25.8.2012

Inflation Lessons

One of the themes I’ve hit on many times is the fact that the crisis and slump have been a testing ground for economic doctrines. People came into this mess with very different views about how the economy works, and the crisis in effect provided natural experiments that tested those views.

Most notably, what we got was a test of demand-side versus supply-side stories about the nature of depressions.

Demand-siders like me saw this as very much a slump caused by inadequate spending: thanks largely to the overhang of debt from the bubble years, aggregate demand fell, pushing us into a classic liquidity trap.

But many people — some of them credentialed economists — insisted that it was actually some kind of supply shock instead. […]

How could you tell which story was right?

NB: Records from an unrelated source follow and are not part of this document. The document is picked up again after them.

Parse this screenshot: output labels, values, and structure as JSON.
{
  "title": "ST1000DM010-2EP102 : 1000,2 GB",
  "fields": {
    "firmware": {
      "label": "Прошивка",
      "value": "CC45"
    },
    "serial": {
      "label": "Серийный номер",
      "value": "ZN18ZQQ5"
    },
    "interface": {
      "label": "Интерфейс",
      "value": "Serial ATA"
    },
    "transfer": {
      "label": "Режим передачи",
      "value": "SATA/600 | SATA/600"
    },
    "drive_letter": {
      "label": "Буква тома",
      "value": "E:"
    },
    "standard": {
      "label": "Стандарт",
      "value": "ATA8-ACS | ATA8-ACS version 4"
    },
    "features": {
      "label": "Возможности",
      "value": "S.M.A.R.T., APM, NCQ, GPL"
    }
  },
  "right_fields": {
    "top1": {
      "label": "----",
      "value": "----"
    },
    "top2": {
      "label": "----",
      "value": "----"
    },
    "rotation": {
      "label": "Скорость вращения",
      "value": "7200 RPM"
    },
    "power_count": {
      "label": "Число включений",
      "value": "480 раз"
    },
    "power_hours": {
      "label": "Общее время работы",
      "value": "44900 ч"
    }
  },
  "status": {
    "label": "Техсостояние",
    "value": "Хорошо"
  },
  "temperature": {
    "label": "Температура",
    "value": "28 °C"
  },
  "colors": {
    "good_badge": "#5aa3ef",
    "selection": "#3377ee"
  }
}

One answer was to look at the behavior of interest rates; the other was to look at inflation.

For if you believed a demand-side story, you would also believe that even a large monetary expansion would have little inflationary effect; if you believed a supply-side story, you would expect lots of inflation from too much money chasing a reduced supply of goods. And indeed, people on the right have been forecasting runaway inflation for years now.

Yet the predicted inflation keeps not coming.

[…]

So what we’ve had is as good a test of rival views as one ever gets in macroeconomics — which makes it remarkable that the GOP is now firmly committed to the view that failed.